BirdWatch Ireland is Ireland’s leading voice on marine conservation. We advocate for the sustainable management of our seas. We are actively working to end overfishing, and to promote marine protected areas and sustainable marine spatial planning.
Speaking out for the marine environment
Marine Advocacy & Policy
As an island nation Ireland is home to a rich diversity of coastal and marine habitats which support internationally important populations of marine species. Our rugged and diverse coastline is some 7,500km long. When our vast marine waters are taken into account Ireland is one of the largest EU states. Our naturally biodiverse marine environment supplied by deep water and surface currents, supports high levels of primary productivity, the building blocks of the marine food web upon which fish, seabirds and many other marine organisms depend.
These productive waters support giants like Blue Whale and Basking Sharks as well as hundreds of thousands of seabirds including globally important numbers of breeding Manx Shearwater and European Storm-petrel. Some seabirds such as Northern Gannet, Northern Fulmar and Black-legged Kittiwake form spectacular breeding colonies in summer, forming ‘high rise’ settlements as on Little Skellig (Co. Kerry). Arctic Terns choose to come to our waters to breed and feed in often very localised areas, travelling massive distances across the globe as part of their annual breeding and foraging cycle.
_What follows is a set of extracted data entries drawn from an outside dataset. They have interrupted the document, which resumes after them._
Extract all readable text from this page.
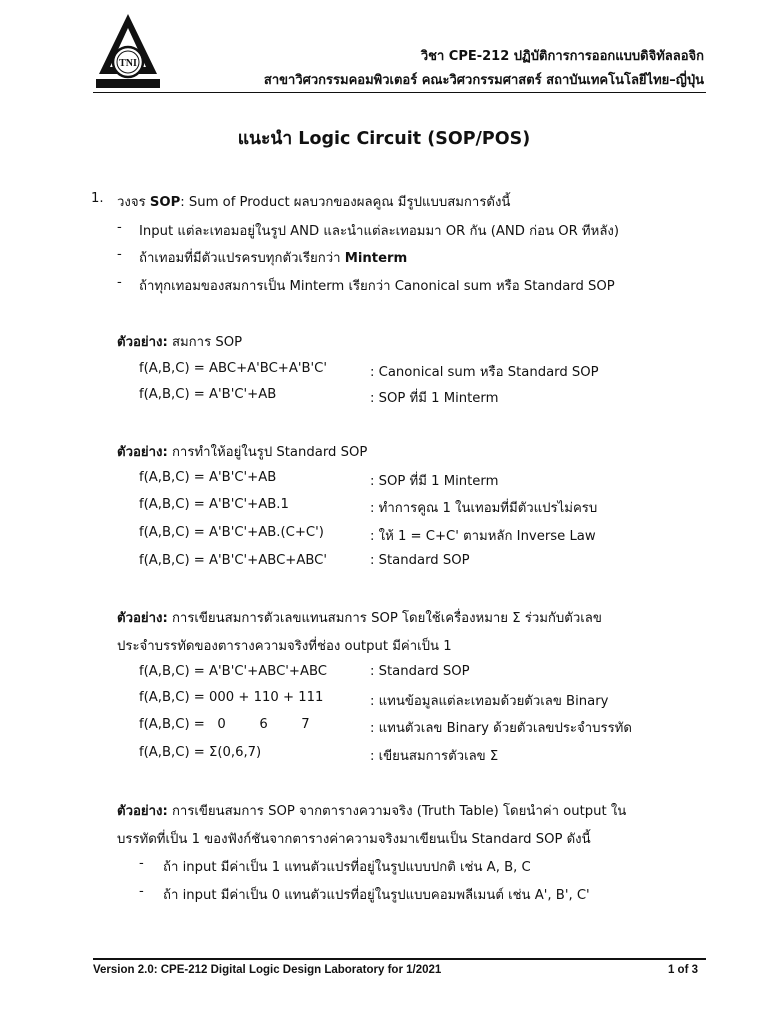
TNI	วิชา CPE-212 ปฏิบัติการการออกแบบดิจิทัลลอจิก
สาขาวิศวกรรมคอมพิวเตอร์ คณะวิศวกรรมศาสตร์ สถาบันเทคโนโลยีไทย–ญี่ปุ่น
แนะนำ Logic Circuit (SOP/POS)
1. วงจร SOP: Sum of Product ผลบวกของผลคูณ มีรูปแบบสมการดังนี้
- Input แต่ละเทอมอยู่ในรูป AND และนำแต่ละเทอมมา OR กัน (AND ก่อน OR ทีหลัง)
- ถ้าเทอมที่มีตัวแปรครบทุกตัวเรียกว่า Minterm
- ถ้าทุกเทอมของสมการเป็น Minterm เรียกว่า Canonical sum หรือ Standard SOP
ตัวอย่าง: สมการ SOP
f(A,B,C) = ABC+A'BC+A'B'C'	: Canonical sum หรือ Standard SOP
f(A,B,C) = A'B'C'+AB	: SOP ที่มี 1 Minterm
ตัวอย่าง: การทำให้อยู่ในรูป Standard SOP
f(A,B,C) = A'B'C'+AB	: SOP ที่มี 1 Minterm
f(A,B,C) = A'B'C'+AB.1	: ทำการคูณ 1 ในเทอมที่มีตัวแปรไม่ครบ
f(A,B,C) = A'B'C'+AB.(C+C')	: ให้ 1 = C+C' ตามหลัก Inverse Law
f(A,B,C) = A'B'C'+ABC+ABC'	: Standard SOP
ตัวอย่าง: การเขียนสมการตัวเลขแทนสมการ SOP โดยใช้เครื่องหมาย Σ ร่วมกับตัวเลข
ประจำบรรทัดของตารางความจริงที่ช่อง output มีค่าเป็น 1
f(A,B,C) = A'B'C'+ABC'+ABC	: Standard SOP
f(A,B,C) = 000 + 110 + 111	: แทนข้อมูลแต่ละเทอมด้วยตัวเลข Binary
f(A,B,C) =   0        6        7	: แทนตัวเลข Binary ด้วยตัวเลขประจำบรรทัด
f(A,B,C) = Σ(0,6,7)	: เขียนสมการตัวเลข Σ
ตัวอย่าง: การเขียนสมการ SOP จากตารางความจริง (Truth Table) โดยนำค่า output ใน
บรรทัดที่เป็น 1 ของฟังก์ชันจากตารางค่าความจริงมาเขียนเป็น Standard SOP ดังนี้
- ถ้า input มีค่าเป็น 1 แทนตัวแปรที่อยู่ในรูปแบบปกติ เช่น A, B, C
- ถ้า input มีค่าเป็น 0 แทนตัวแปรที่อยู่ในรูปแบบคอมพลีเมนต์ เช่น A', B', C'
Version 2.0: CPE-212 Digital Logic Design Laboratory for 1/2021	1 of 3
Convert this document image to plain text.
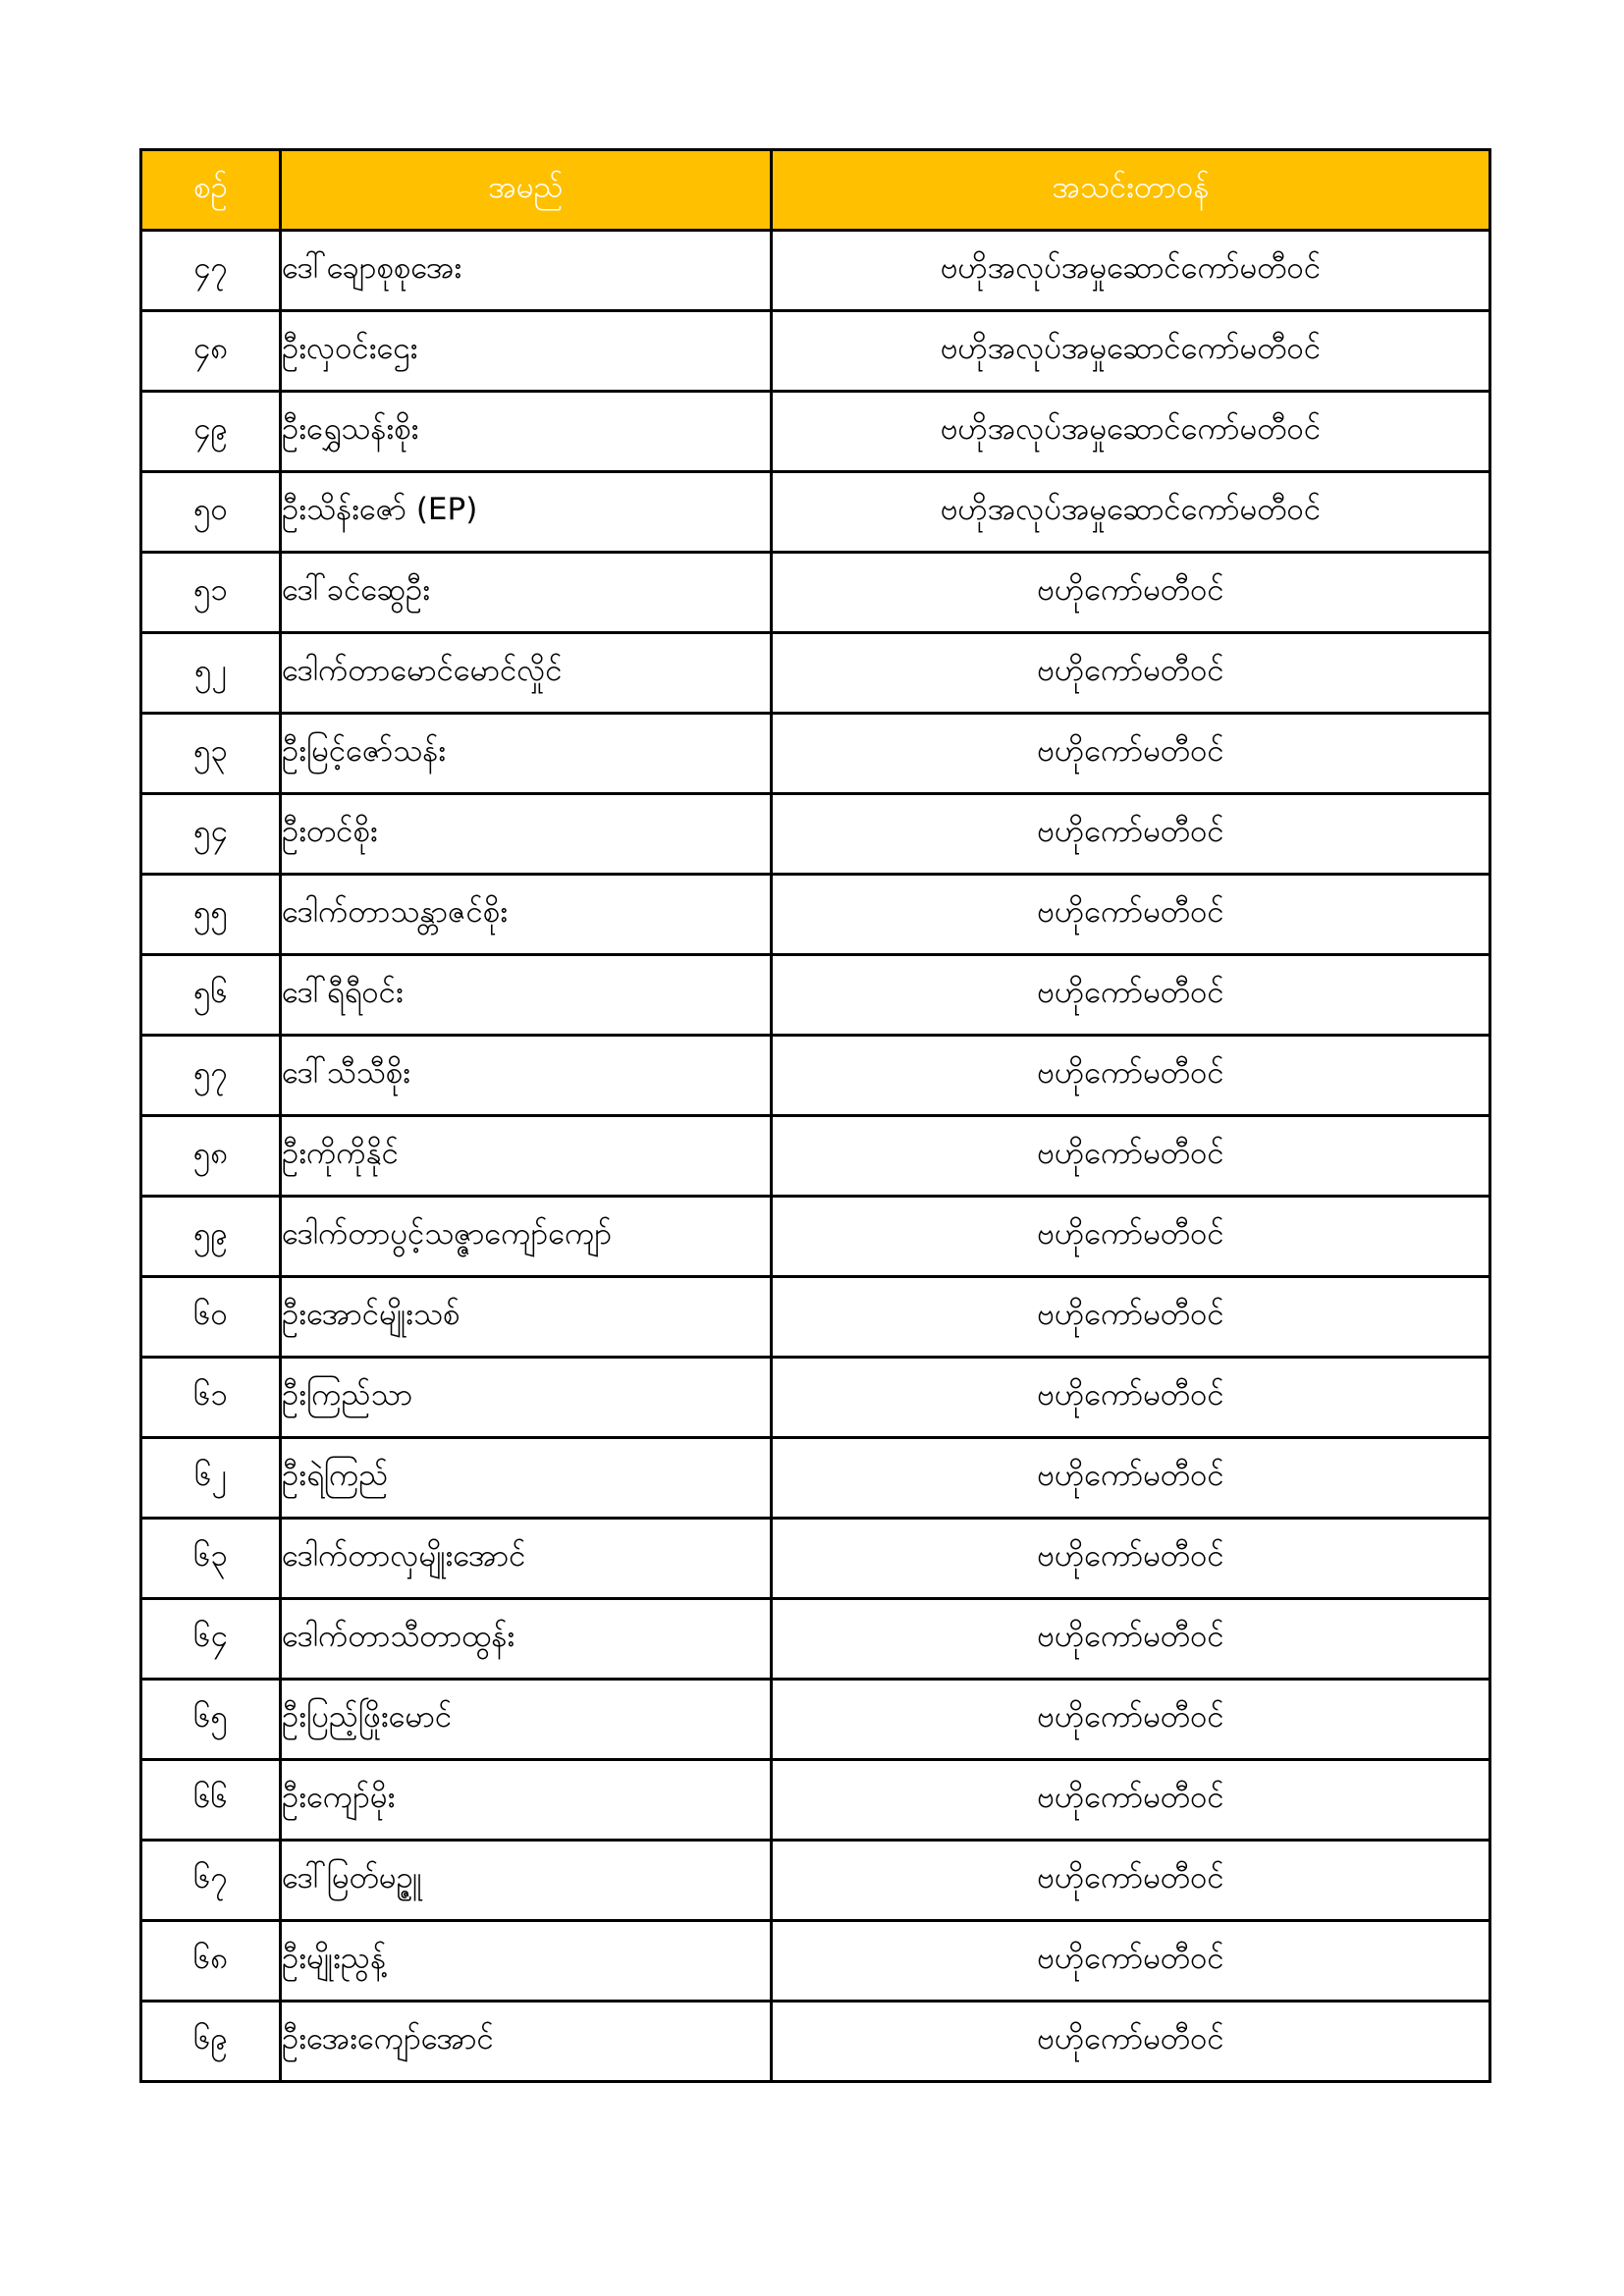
စဉ်	အမည်	အသင်းတာဝန်
၄၇	ဒေါ်ချောစုစုအေး	ဗဟိုအလုပ်အမှုဆောင်ကော်မတီဝင်
၄၈	ဦးလှဝင်းဌေး	ဗဟိုအလုပ်အမှုဆောင်ကော်မတီဝင်
၄၉	ဦးရွှေသန်းစိုး	ဗဟိုအလုပ်အမှုဆောင်ကော်မတီဝင်
၅၀	ဦးသိန်းဇော် (EP)	ဗဟိုအလုပ်အမှုဆောင်ကော်မတီဝင်
၅၁	ဒေါ်ခင်ဆွေဦး	ဗဟိုကော်မတီဝင်
၅၂	ဒေါက်တာမောင်မောင်လှိုင်	ဗဟိုကော်မတီဝင်
၅၃	ဦးမြင့်ဇော်သန်း	ဗဟိုကော်မတီဝင်
၅၄	ဦးတင်စိုး	ဗဟိုကော်မတီဝင်
၅၅	ဒေါက်တာသန္တာဇင်စိုး	ဗဟိုကော်မတီဝင်
၅၆	ဒေါ်ရီရီဝင်း	ဗဟိုကော်မတီဝင်
၅၇	ဒေါ်သီသီစိုး	ဗဟိုကော်မတီဝင်
၅၈	ဦးကိုကိုနိုင်	ဗဟိုကော်မတီဝင်
၅၉	ဒေါက်တာပွင့်သဇ္ဇာကျော်ကျော်	ဗဟိုကော်မတီဝင်
၆၀	ဦးအောင်မျိုးသစ်	ဗဟိုကော်မတီဝင်
၆၁	ဦးကြည်သာ	ဗဟိုကော်မတီဝင်
၆၂	ဦးရဲကြည်	ဗဟိုကော်မတီဝင်
၆၃	ဒေါက်တာလှမျိုးအောင်	ဗဟိုကော်မတီဝင်
၆၄	ဒေါက်တာသီတာထွန်း	ဗဟိုကော်မတီဝင်
၆၅	ဦးပြည့်ဖြိုးမောင်	ဗဟိုကော်မတီဝင်
၆၆	ဦးကျော်မိုး	ဗဟိုကော်မတီဝင်
၆၇	ဒေါ်မြတ်မဥ္ဇူ	ဗဟိုကော်မတီဝင်
၆၈	ဦးမျိုးညွန့်	ဗဟိုကော်မတီဝင်
၆၉	ဦးအေးကျော်အောင်	ဗဟိုကော်မတီဝင်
As an island nation, we have only recently come to realise the potential value of our ocean resources. Improved technology and market pressures such as the demand for seafood and exploration of energy sources offshore have also produced new and additional ambitions for our seas with social, economic as well as ecological implications. We believe Ireland can be a world leader in marine conservation and the sustainable fisheries management.
Life on the Edge
The seas around Ireland’s coast and out beyond the shelf edge are so important for seabirds and their survival. Fisheries management and marine policy must allow marine systems to recover and provide for the multiple needs of fish, fisheries and marine wildlife into the future.